In February 2015, the Venezuelan government announced plans to launch a new foreign exchange mechanism, known as SIMADI, which is expected to become operational in 2015. The SIMADI exchange mechanism, which will replace SICAD2, has been reported to be an open market in which rates will be determined based on supply and demand.

In light of the current difficult macroeconomic environment in Venezuela, the Company continues to monitor and actively manage its investment and exposures in Venezuela. The Company's Venezuelan business does not rely heavily on imports and when items are imported, they are largely exchanged at the CENCOEX rate. As of January 3, 2015 the Company translated its Venezuelan subsidiary's financial statements to U.S. dollars using the CENCOEX exchange rate. The Company will continue to monitor local conditions, the continued ability to obtain U.S. dollars at the CENCOEX exchange rate, and the use, if applicable, of the SICAD1, SICAD2 or SIMADI, once operational, mechanisms to determine the appropriate rate for translation. For fiscal year 2014, Venezuela represented approximately 2% of total net sales and 5% of total operating profit. As of January 3, 2015, the Company's net monetary assets denominated in the Venezuelan bolivar were approximately $100 million in U.S. dollars applying the CENCOEX exchange rate.

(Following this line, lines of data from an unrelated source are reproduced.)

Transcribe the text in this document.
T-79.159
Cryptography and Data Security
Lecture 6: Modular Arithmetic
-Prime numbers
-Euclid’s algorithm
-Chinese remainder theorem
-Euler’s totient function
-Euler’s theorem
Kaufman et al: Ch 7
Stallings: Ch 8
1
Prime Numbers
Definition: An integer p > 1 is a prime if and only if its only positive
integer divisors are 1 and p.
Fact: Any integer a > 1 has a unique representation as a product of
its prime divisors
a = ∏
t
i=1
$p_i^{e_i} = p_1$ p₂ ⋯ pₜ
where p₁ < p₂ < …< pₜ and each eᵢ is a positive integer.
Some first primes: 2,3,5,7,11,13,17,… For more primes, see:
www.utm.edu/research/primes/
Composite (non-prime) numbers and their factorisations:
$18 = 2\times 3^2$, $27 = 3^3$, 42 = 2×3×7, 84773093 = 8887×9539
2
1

If the CENCOEX exchange rate were to devalue further or if the currently less favorable SICAD1 exchange rate were extended to apply to a greater portion of the Company's net monetary assets in Venezuela, the Company could recognize a devaluation charge in earnings. The Company continues to monitor the currency developments in Venezuela and take protective measures against currency devaluation which may include converting monetary assets into non-monetary assets which the Company can use in its business.